Dear Mother Earth,
Do you remember when you and Father Sun first formed from the dust of exploded stars and interstellar gas? You didn’t yet wear the silken cloak of freshness that you do today. At that time, Mother, more than four and half billion years ago, your robe was made of molten rock. Soon it cooled to form a hard crust. Although Father’s light was far less than it is today, your thin atmosphere captured the heat and kept your oceans from freezing. In those first few hundred million years, you overcame many great difficulties to create an environment capable of sustaining life. You released great heat, fires, and gases from your volcanoes. Steam was expelled from your crust to become vapor in your atmosphere and the water in your great oceans. Your gravity helped anchor the life-sustaining sky, and your magnetic field prevented it from being stripped away by solar winds and cosmic rays.
But even before forming the atmosphere, you endured a collision with a great heavenly body, almost the size of Mars. Part of the impacting planet became you; the rest of it, along with some of your mantle and crust, became the moon.
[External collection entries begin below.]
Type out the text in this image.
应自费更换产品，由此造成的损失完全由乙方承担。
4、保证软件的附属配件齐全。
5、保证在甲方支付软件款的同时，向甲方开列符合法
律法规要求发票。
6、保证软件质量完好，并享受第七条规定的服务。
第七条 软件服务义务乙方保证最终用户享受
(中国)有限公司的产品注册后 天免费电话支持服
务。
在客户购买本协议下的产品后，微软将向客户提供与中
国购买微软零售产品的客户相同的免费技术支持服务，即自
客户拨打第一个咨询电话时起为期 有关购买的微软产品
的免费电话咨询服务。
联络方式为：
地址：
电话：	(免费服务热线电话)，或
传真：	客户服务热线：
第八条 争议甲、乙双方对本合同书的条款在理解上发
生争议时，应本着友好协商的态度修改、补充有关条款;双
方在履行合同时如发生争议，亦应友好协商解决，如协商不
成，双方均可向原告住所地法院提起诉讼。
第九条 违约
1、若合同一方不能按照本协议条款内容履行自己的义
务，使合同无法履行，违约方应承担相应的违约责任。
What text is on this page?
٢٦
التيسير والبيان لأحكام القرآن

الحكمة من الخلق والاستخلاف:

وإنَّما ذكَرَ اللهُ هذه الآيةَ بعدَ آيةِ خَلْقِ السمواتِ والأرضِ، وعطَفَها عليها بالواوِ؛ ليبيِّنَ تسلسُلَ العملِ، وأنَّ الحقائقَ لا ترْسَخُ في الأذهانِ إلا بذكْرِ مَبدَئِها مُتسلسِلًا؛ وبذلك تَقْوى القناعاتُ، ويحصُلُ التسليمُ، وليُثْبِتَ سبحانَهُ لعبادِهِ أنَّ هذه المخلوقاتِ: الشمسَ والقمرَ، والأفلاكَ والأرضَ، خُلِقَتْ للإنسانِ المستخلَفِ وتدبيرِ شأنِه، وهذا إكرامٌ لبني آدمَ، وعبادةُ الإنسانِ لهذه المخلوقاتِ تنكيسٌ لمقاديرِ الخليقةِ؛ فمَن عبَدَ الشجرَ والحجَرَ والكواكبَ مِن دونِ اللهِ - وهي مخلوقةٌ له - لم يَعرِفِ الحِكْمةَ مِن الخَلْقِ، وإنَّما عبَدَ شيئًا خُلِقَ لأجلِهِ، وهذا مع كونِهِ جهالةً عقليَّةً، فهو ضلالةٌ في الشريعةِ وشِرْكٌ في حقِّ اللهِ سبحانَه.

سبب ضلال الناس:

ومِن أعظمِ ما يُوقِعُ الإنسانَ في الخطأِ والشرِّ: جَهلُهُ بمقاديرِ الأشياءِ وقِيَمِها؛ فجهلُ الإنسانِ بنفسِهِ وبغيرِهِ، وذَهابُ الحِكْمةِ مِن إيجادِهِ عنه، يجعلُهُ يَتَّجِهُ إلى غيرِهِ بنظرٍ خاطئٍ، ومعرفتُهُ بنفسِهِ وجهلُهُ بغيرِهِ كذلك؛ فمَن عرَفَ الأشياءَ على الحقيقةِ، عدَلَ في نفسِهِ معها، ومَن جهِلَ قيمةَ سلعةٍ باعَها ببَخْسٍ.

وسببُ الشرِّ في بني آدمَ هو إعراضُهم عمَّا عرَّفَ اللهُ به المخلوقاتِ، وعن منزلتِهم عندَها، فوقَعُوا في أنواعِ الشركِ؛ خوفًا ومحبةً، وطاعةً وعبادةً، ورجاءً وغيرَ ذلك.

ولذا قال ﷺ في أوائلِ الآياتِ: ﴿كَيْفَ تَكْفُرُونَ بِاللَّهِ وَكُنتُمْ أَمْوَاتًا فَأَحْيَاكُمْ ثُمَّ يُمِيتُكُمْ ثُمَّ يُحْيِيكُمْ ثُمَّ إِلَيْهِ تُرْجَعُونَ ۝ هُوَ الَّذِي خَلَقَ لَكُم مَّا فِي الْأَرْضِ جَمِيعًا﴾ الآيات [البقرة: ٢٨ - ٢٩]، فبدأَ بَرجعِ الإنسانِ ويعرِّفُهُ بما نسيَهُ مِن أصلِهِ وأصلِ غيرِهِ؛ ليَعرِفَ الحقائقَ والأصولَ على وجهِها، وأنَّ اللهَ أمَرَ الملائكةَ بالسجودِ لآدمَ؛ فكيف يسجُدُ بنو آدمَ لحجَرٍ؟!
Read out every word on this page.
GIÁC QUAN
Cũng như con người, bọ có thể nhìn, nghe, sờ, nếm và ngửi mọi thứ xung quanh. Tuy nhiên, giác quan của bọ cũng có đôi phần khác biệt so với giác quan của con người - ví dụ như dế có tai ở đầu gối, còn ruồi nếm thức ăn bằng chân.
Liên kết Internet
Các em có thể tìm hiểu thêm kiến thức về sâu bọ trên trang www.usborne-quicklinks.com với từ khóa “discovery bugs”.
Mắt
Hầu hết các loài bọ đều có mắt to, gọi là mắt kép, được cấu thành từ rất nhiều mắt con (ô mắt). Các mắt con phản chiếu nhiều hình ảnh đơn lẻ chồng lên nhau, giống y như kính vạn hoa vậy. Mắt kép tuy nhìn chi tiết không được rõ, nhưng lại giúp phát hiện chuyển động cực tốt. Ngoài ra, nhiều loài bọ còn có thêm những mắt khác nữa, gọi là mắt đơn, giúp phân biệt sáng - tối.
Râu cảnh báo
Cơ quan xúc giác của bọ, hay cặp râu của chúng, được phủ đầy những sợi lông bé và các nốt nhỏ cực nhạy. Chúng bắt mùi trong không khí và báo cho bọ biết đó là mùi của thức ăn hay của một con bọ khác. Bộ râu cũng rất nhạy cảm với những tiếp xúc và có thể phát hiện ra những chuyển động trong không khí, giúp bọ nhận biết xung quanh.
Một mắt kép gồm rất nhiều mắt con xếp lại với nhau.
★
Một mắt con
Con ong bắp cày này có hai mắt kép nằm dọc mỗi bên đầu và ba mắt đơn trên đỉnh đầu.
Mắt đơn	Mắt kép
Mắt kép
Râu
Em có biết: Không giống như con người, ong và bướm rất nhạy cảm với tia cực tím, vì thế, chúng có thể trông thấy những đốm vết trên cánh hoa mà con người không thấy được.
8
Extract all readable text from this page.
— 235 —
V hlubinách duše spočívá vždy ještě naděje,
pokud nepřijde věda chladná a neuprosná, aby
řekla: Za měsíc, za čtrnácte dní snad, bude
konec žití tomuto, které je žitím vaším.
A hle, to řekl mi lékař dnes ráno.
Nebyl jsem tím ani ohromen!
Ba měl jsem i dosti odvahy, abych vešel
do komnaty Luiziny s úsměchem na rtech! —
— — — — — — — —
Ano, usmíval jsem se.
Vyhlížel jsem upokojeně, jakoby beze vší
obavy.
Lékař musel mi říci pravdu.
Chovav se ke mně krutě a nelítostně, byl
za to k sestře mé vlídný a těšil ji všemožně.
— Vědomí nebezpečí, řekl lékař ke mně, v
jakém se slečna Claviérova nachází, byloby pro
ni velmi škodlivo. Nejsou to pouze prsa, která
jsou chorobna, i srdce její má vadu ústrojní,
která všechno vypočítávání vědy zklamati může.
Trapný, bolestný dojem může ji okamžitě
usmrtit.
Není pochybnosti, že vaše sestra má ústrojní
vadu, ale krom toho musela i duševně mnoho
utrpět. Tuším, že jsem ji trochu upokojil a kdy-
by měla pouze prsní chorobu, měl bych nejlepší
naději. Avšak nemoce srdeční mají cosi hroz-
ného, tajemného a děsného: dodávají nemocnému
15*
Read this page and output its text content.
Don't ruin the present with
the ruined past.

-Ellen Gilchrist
Dear Mother, the moon is a part of you, as beautiful as an angel. She is a kind sister to you, always following you, helping you slow down and keep your balance, and creating tidal rhythms on your body.
Our entire solar system is one family, revolving around Father Sun in a joyful and harmonious dance. First there is Mercury, metallic and cratered, closest to the sun. Next is Venus with her intense heat, high-pressure atmosphere, and volcanoes. Then there is you, beloved Mother Earth, the most beautiful of all. Beyond us orbits the Red Planet, cold and desolate Mars; and after the asteroid belt there comes the gas giant Jupiter, by far the largest planet of all, attended by an assembly of diverse moons. Beyond Jupiter orbits Saturn, the spectacularly ringed planet, followed by Uranus, tilted on his side after a collision, and, finally, distant blue Neptune with his turbulent storms and high winds.
Contemplating this splendor, I can see that you, Mother Earth, are the most precious flower in our solar system, a true jewel of the cosmos.
It took you a billion years to begin to manifest the first living beings. Complex molecules, perhaps brought to you from outer space, started to come together in self-replicating structures, slowly becoming more and more like living cells. Light particles from distant stars, millions of light years away, came to visit and stay a while. Small cells gradually became larger cells; unicellular organisms evolved into multicellular organisms. Life developed from deep within the oceans, multiplying and prospering, steadily improving the atmosphere. Slowly, the ozone layer could form, preventing harmful radiation from reaching your surface, and allowing life on land to prosper. It was only then, as the miracle of photosynthesis unfurled, that you began to wear the exquisite green mantle you do today.
But all phenomena are impermanent and ever-changing. Life over vast areas of the Earth has already been destroyed more than five times, including sixty-five million years ago, when the impact of a giant asteroid caused the mass extinction of dinosaurs and three quarters of all other species. Dear Mother, I am in awe of your capacity to be patient and creative, despite all the harsh conditions you have endured. I promise to remember our extraordinary journey of eons and to live my days with the awareness that we are all your children, and that we are all made of stars. I promise to do my part, contributing my own energy of joy and harmony to the glorious symphony of life.